Joe Biden decried the violence, in a statement from the White House on Tuesday, after he and first lady Jill Biden returned from Camp David.

He said: “Our nation has once again endured a wave of tragic and senseless shootings in communities across America. Today, Jill and I grieve for those who have lost their lives and, as our nation celebrates Independence Day, we pray for the day when our communities will be free from gun violence.”

He praised Mayor Rotering and other leaders for pushing through a ban on military-style assault weapons for the general public in Illinois, adding: “Their achievement will save lives. But it will not erase their grief … Much more must be done in Illinois and across America to address the epidemic of gun violence that is tearing our communities apart.”

Biden urged other states to ban assault rifles and high-capacity magazines and once again called on Congress to renew a national ban on such weapons.

The nation was braced on Tuesday to see what the Fourth of July holiday itself would bring. In separate research, using data from the Gun Violence Archive, James Alan Fox, a criminologist at Northeastern University, found that there have been 52 mass shootings on the Fourth of July over the past decade, averaging just over five a year, and more than on any other given day.

In Philadelphia on Monday night, the shootings in the Pennsylvania city that is no stranger to gun violence took place over several city blocks in the south-western residential neighborhood of Kingsessing.

Responding officers chased the suspect as he continued to fire, and he was arrested in an alley after being cornered and giving himself up, city police commissioner Danielle Outlaw said at a news conference.

“We have absolutely no idea why this happened,” Outlaw said.

No connection was known on Tuesday between the victims and the shooter. He was not only wearing body armor but also a ski mask and was carrying a high-powered assault-style rifle, multiple magazines of ammunition, a handgun and a police scanner, police said.

Officers were flagged down at about 8.30pm and multiple calls of shots fired came in from Kingsessing. Police found some gunshot victims, and as they were attending to them they heard more gunfire, Outlaw said. Police later told the local Fox 29 TV station that a fifth victim was found after he was apparently chased into his home and shot to death. Bullet casings were found outside the home and dozens more were scattered across an eight-block area.

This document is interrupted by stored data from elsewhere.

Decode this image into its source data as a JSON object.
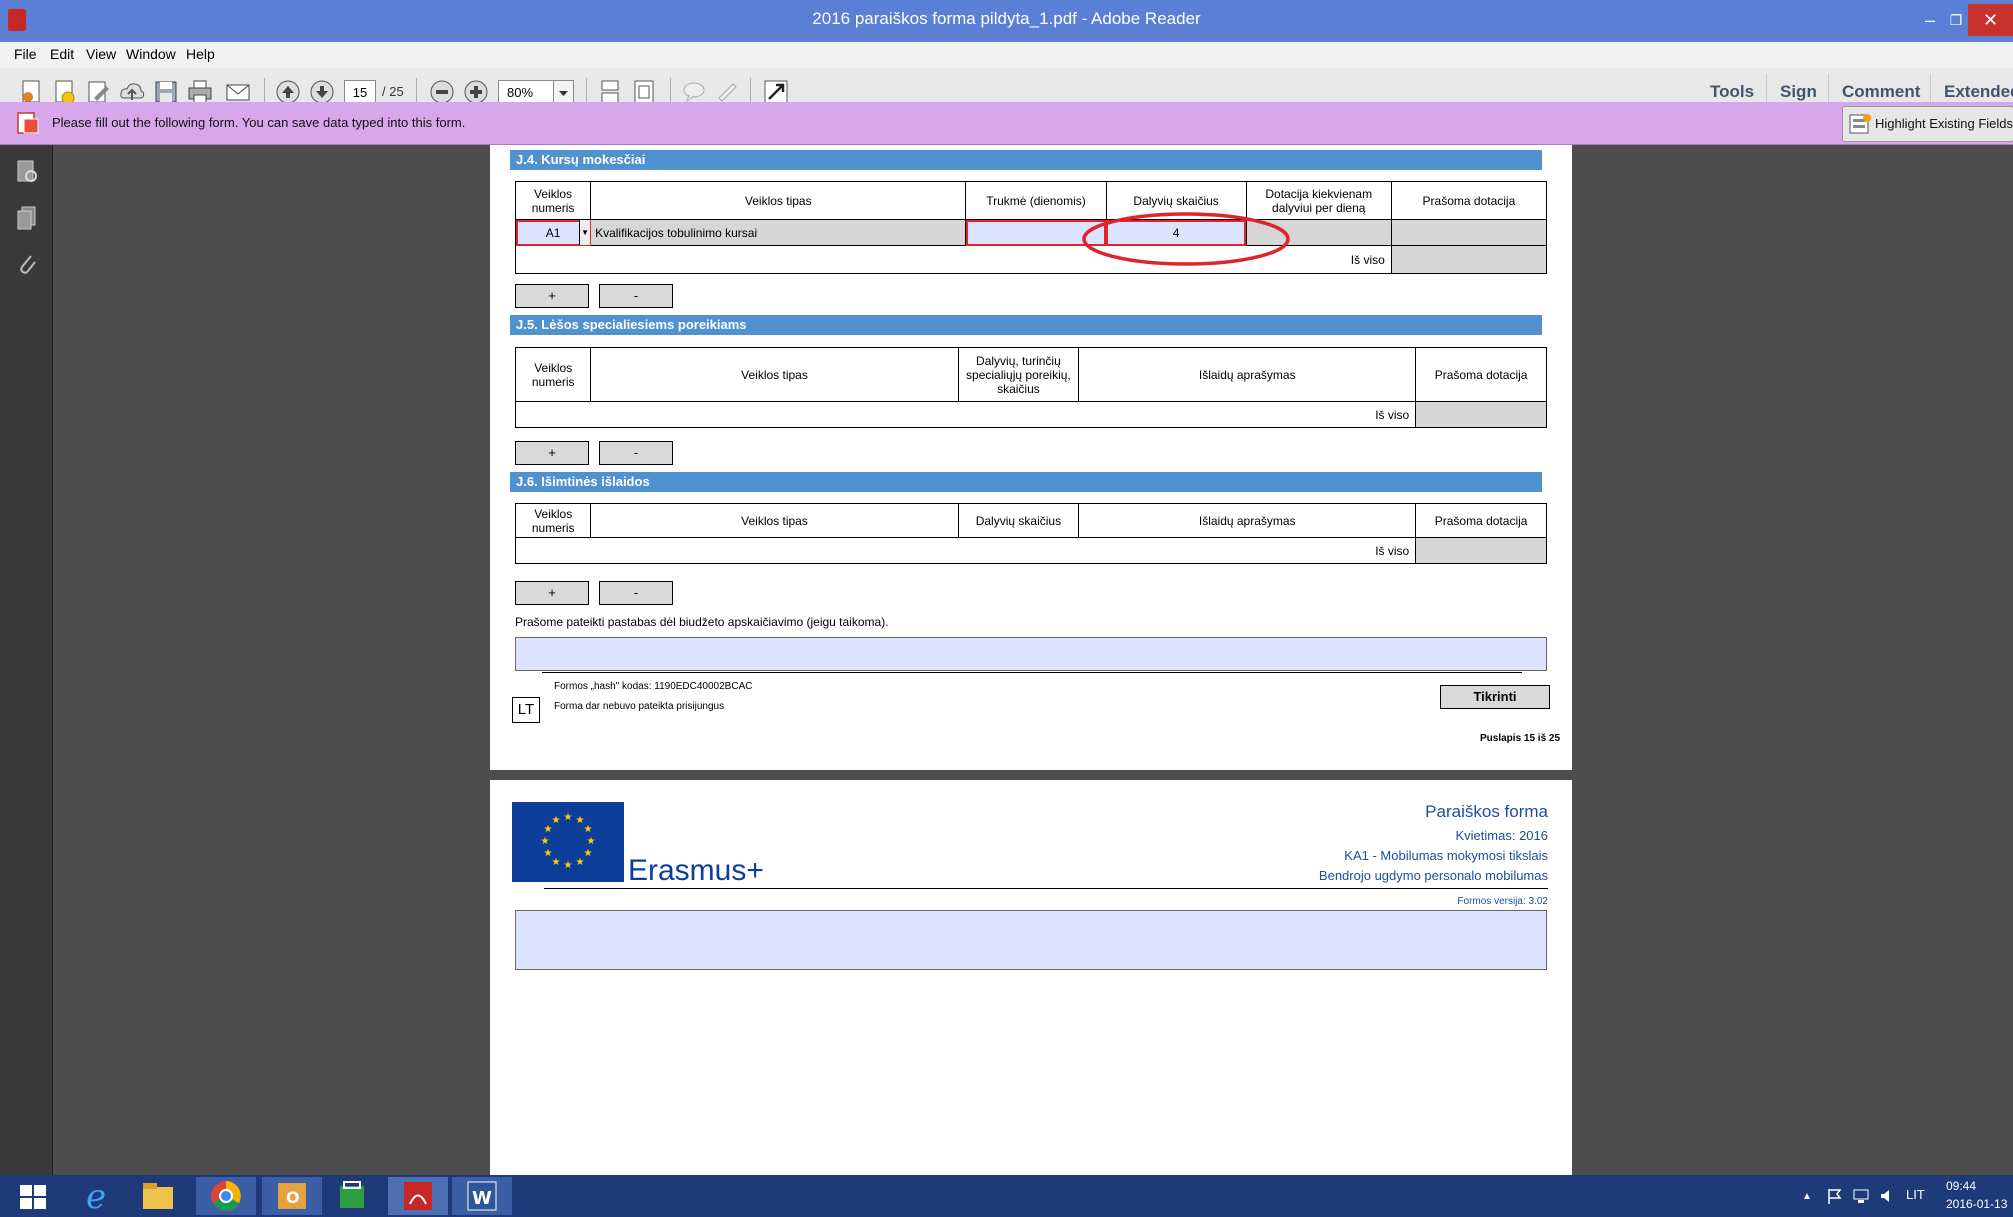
{
  "window": {
    "title": "2016 paraiškos forma pildyta_1.pdf - Adobe Reader",
    "minimize": "–",
    "restore": "❐",
    "close": "✕"
  },
  "menu": [
    "File",
    "Edit",
    "View",
    "Window",
    "Help"
  ],
  "toolbar": {
    "page_current": "15",
    "page_total": "/ 25",
    "zoom": "80%",
    "right_links": [
      "Tools",
      "Sign",
      "Comment",
      "Extended"
    ]
  },
  "formbar": {
    "message": "Please fill out the following form. You can save data typed into this form.",
    "highlight_button": "Highlight Existing Fields"
  },
  "page15": {
    "j4": {
      "title": "J.4. Kursų mokesčiai",
      "headers": [
        "Veiklos numeris",
        "Veiklos tipas",
        "Trukmė (dienomis)",
        "Dalyvių skaičius",
        "Dotacija kiekvienam dalyviui per dieną",
        "Prašoma dotacija"
      ],
      "row": {
        "number": "A1",
        "type": "Kvalifikacijos tobulinimo kursai",
        "duration": "",
        "participants": "4",
        "per_day": "",
        "requested": ""
      },
      "total_label": "Iš viso"
    },
    "j5": {
      "title": "J.5. Lėšos specialiesiems poreikiams",
      "headers": [
        "Veiklos numeris",
        "Veiklos tipas",
        "Dalyvių, turinčių specialiųjų poreikių, skaičius",
        "Išlaidų aprašymas",
        "Prašoma dotacija"
      ],
      "total_label": "Iš viso"
    },
    "j6": {
      "title": "J.6. Išimtinės išlaidos",
      "headers": [
        "Veiklos numeris",
        "Veiklos tipas",
        "Dalyvių skaičius",
        "Išlaidų aprašymas",
        "Prašoma dotacija"
      ],
      "total_label": "Iš viso"
    },
    "plus": "+",
    "minus": "-",
    "notes_label": "Prašome pateikti pastabas dėl biudžeto apskaičiavimo (jeigu taikoma).",
    "hash": "Formos „hash\" kodas: 1190EDC40002BCAC",
    "submitted": "Forma dar nebuvo pateikta prisijungus",
    "lang": "LT",
    "check_button": "Tikrinti",
    "page_label": "Puslapis 15 iš 25"
  },
  "page16": {
    "brand": "Erasmus+",
    "lines": [
      "Paraiškos forma",
      "Kvietimas: 2016",
      "KA1 - Mobilumas mokymosi tikslais",
      "Bendrojo ugdymo personalo mobilumas"
    ],
    "version": "Formos versija: 3.02"
  },
  "taskbar": {
    "lang": "LIT",
    "time": "09:44",
    "date": "2016-01-13"
  },
  "colors": {
    "titlebar": "#5b7fd4",
    "formbar": "#d7a6eb",
    "section": "#4f92cf",
    "field": "#dbe3ff",
    "annotation": "#e0242c",
    "taskbar": "#1e3a78"
  }
}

The suspected gunman was identified by police as 40-year-old city resident Kimbrady Carriker, according to the Philadelphia Inquirer, but on Tuesday there was still no motive suggested and the gunman was said by police to have appeared to shoot at random. He was expected to appear in court on Wednesday.

The victims were named by the authorities on Tuesday afternoon as Daujan Brown, 15; Lashyd Merritt, 20; Ralph Moralis, 59; Dymir Stanton, 29; and Joseph Wamah Jr, 31, all males. The two hospitalized wounded victims are boys aged two and 13.

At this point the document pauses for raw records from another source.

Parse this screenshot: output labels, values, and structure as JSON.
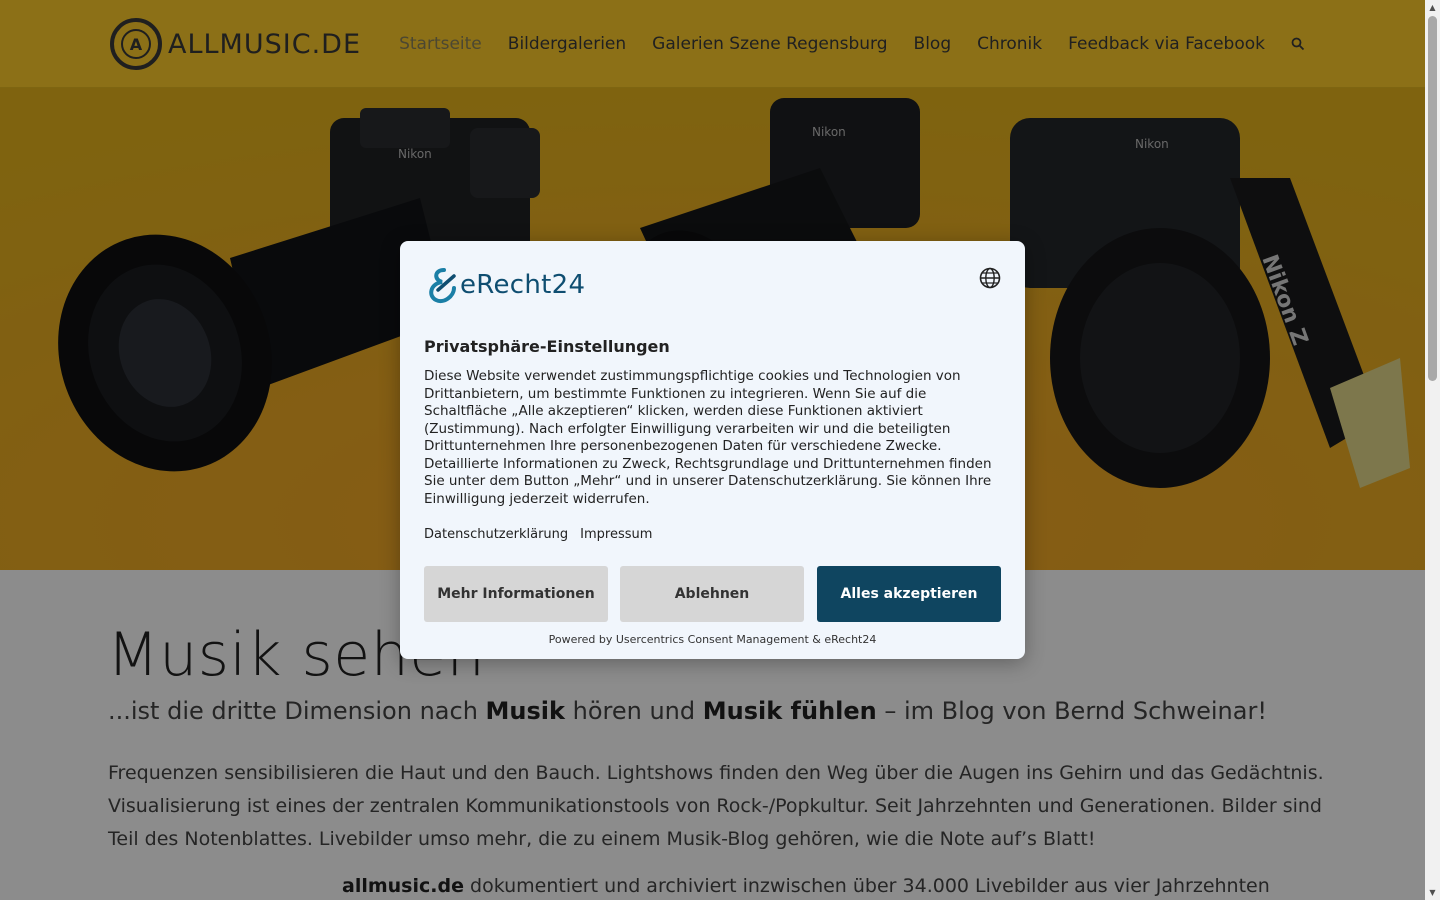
{
  "header": {
    "logo_text": "ALLMUSIC.DE",
    "logo_letter": "A",
    "nav": [
      {
        "label": "Startseite",
        "active": true
      },
      {
        "label": "Bildergalerien"
      },
      {
        "label": "Galerien Szene Regensburg"
      },
      {
        "label": "Blog"
      },
      {
        "label": "Chronik"
      },
      {
        "label": "Feedback via Facebook"
      }
    ],
    "search_icon": "search-icon"
  },
  "hero": {
    "camera_brand_1": "Nikon",
    "camera_brand_2": "Nikon",
    "camera_brand_3": "Nikon",
    "strap_text": "Nikon Z"
  },
  "content": {
    "title": "Musik sehen",
    "subtitle_pre": "...ist die dritte Dimension nach ",
    "subtitle_b1": "Musik",
    "subtitle_mid": " hören und ",
    "subtitle_b2": "Musik fühlen",
    "subtitle_post": " – im Blog von Bernd Schweinar!",
    "paragraph": "Frequenzen sensibilisieren die Haut und den Bauch. Lightshows finden den Weg über die Augen ins Gehirn und das Gedächtnis. Visualisierung ist eines der zentralen Kommunikationstools von Rock-/Popkultur. Seit Jahrzehnten und Generationen. Bilder sind Teil des Notenblattes. Livebilder umso mehr, die zu einem Musik-Blog gehören, wie die Note auf’s Blatt!",
    "para2_b": "allmusic.de",
    "para2_rest": " dokumentiert und archiviert inzwischen über 34.000 Livebilder aus vier Jahrzehnten"
  },
  "consent": {
    "brand": "eRecht24",
    "title": "Privatsphäre-Einstellungen",
    "text": "Diese Website verwendet zustimmungspflichtige cookies und Technologien von Drittanbietern, um bestimmte Funktionen zu integrieren. Wenn Sie auf die Schaltfläche „Alle akzeptieren“ klicken, werden diese Funktionen aktiviert (Zustimmung). Nach erfolgter Einwilligung verarbeiten wir und die beteiligten Drittunternehmen Ihre personenbezogenen Daten für verschiedene Zwecke. Detaillierte Informationen zu Zweck, Rechtsgrundlage und Drittunternehmen finden Sie unter dem Button „Mehr“ und in unserer Datenschutzerklärung. Sie können Ihre Einwilligung jederzeit widerrufen.",
    "link_privacy": "Datenschutzerklärung",
    "link_imprint": "Impressum",
    "btn_more": "Mehr Informationen",
    "btn_deny": "Ablehnen",
    "btn_accept": "Alles akzeptieren",
    "powered": "Powered by Usercentrics Consent Management & eRecht24",
    "primary_color": "#0f4560"
  }
}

Kingsessing resident Emma Hilton, 70, told the Philadelphia Inquirer that her neighborhood was getting more dangerous. “It’s getting worse. My kids [are] getting ready to take me up out of here,” she said. “It’s really gotten worse. It’s time to go.”

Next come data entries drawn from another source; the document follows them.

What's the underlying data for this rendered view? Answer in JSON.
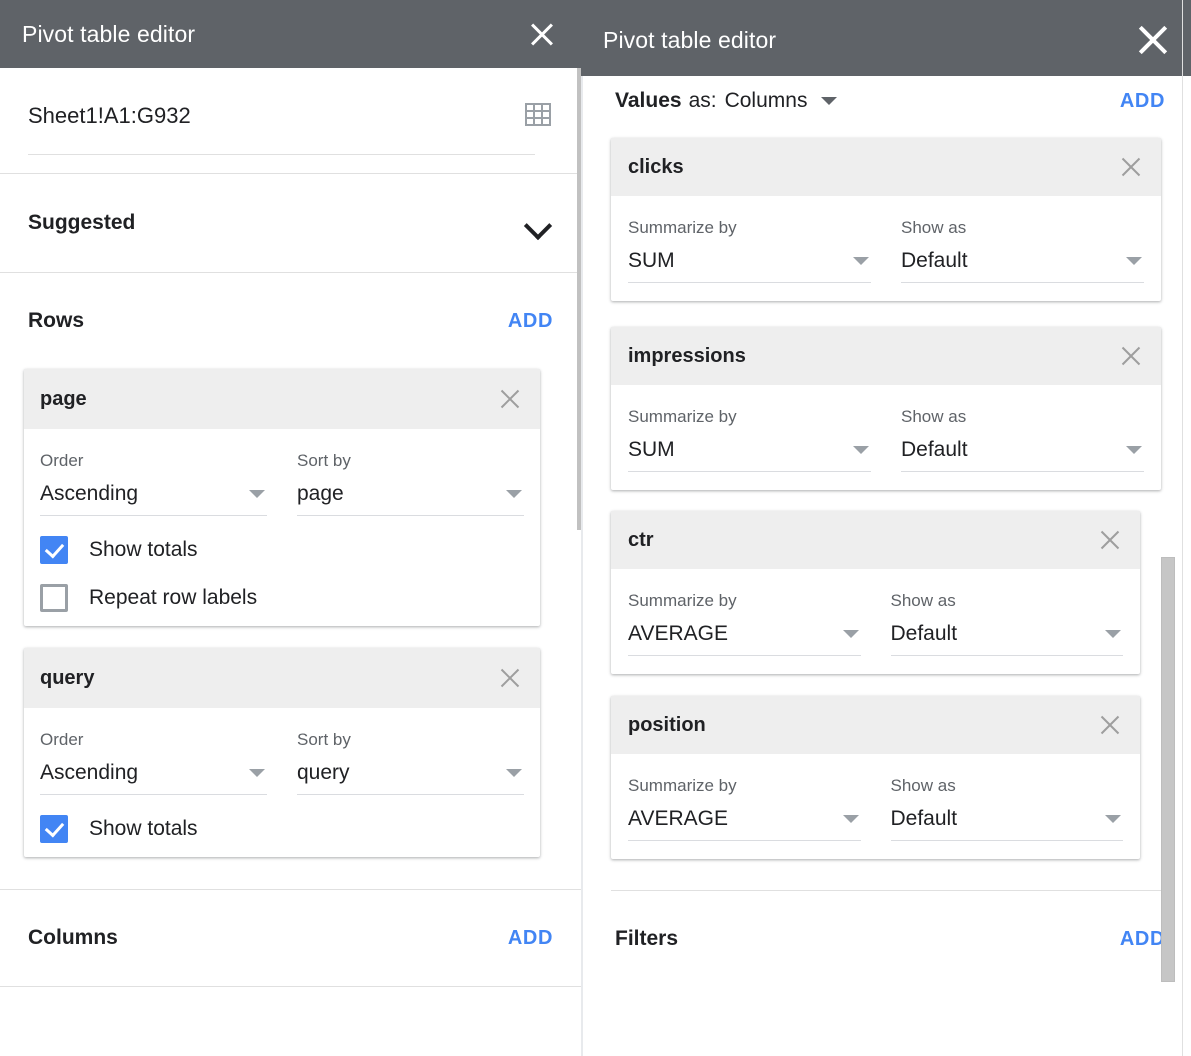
{
  "left_panel": {
    "header": {
      "title": "Pivot table editor",
      "close_icon": "close-icon"
    },
    "data_range": {
      "value": "Sheet1!A1:G932",
      "grid_icon": "select-data-range-grid-icon"
    },
    "suggested": {
      "label": "Suggested",
      "chevron_icon": "chevron-down-icon"
    },
    "rows": {
      "label": "Rows",
      "add_label": "ADD",
      "fields": [
        {
          "name": "page",
          "close_icon": "close-icon",
          "order_label": "Order",
          "order_value": "Ascending",
          "sort_by_label": "Sort by",
          "sort_by_value": "page",
          "checkboxes": [
            {
              "label": "Show totals",
              "checked": true
            },
            {
              "label": "Repeat row labels",
              "checked": false
            }
          ]
        },
        {
          "name": "query",
          "close_icon": "close-icon",
          "order_label": "Order",
          "order_value": "Ascending",
          "sort_by_label": "Sort by",
          "sort_by_value": "query",
          "checkboxes": [
            {
              "label": "Show totals",
              "checked": true
            }
          ]
        }
      ]
    },
    "columns": {
      "label": "Columns",
      "add_label": "ADD"
    }
  },
  "right_panel": {
    "header": {
      "title": "Pivot table editor",
      "close_icon": "close-icon"
    },
    "values": {
      "label": "Values",
      "as_label": "as:",
      "as_value": "Columns",
      "caret_icon": "chevron-down-icon",
      "add_label": "ADD",
      "fields": [
        {
          "name": "clicks",
          "close_icon": "close-icon",
          "summarize_label": "Summarize by",
          "summarize_value": "SUM",
          "show_as_label": "Show as",
          "show_as_value": "Default"
        },
        {
          "name": "impressions",
          "close_icon": "close-icon",
          "summarize_label": "Summarize by",
          "summarize_value": "SUM",
          "show_as_label": "Show as",
          "show_as_value": "Default"
        },
        {
          "name": "ctr",
          "close_icon": "close-icon",
          "summarize_label": "Summarize by",
          "summarize_value": "AVERAGE",
          "show_as_label": "Show as",
          "show_as_value": "Default"
        },
        {
          "name": "position",
          "close_icon": "close-icon",
          "summarize_label": "Summarize by",
          "summarize_value": "AVERAGE",
          "show_as_label": "Show as",
          "show_as_value": "Default"
        }
      ]
    },
    "filters": {
      "label": "Filters",
      "add_label": "ADD"
    }
  },
  "colors": {
    "header_bg": "#5f6368",
    "accent_blue": "#4285f4",
    "card_head_bg": "#eeeeee",
    "text_primary": "#202124",
    "text_secondary": "#5f6368",
    "divider": "#e0e0e0"
  }
}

Philadelphia as a whole has recorded 212 homicides so far this year; however, that is down 19% from the same period in 2022.

In Texas, one person was pronounced dead at the scene of the shooting in Fort Worth and two others died in hospital, while the other eight were also hospitalized and their conditions weren’t known, CBS reported. Here, also, the reason for the shooting wasn’t immediately clear.

The authorities said later on Tuesday that several men had fired indiscriminately into a crowd of hundreds that had gathered in the Fort Worth neighborhood of Como following a festival in the area. No suspects have been identified.

Meanwhile, in Baltimore, police are still hunting for whoever shot two people dead and wounded 28 others in a weekend rampage at a block party.

There have been more than 550 mass killings since 2006, according to the AP/US Today database, in which at least 2,900 people have died and at least 2,000 people have been injured.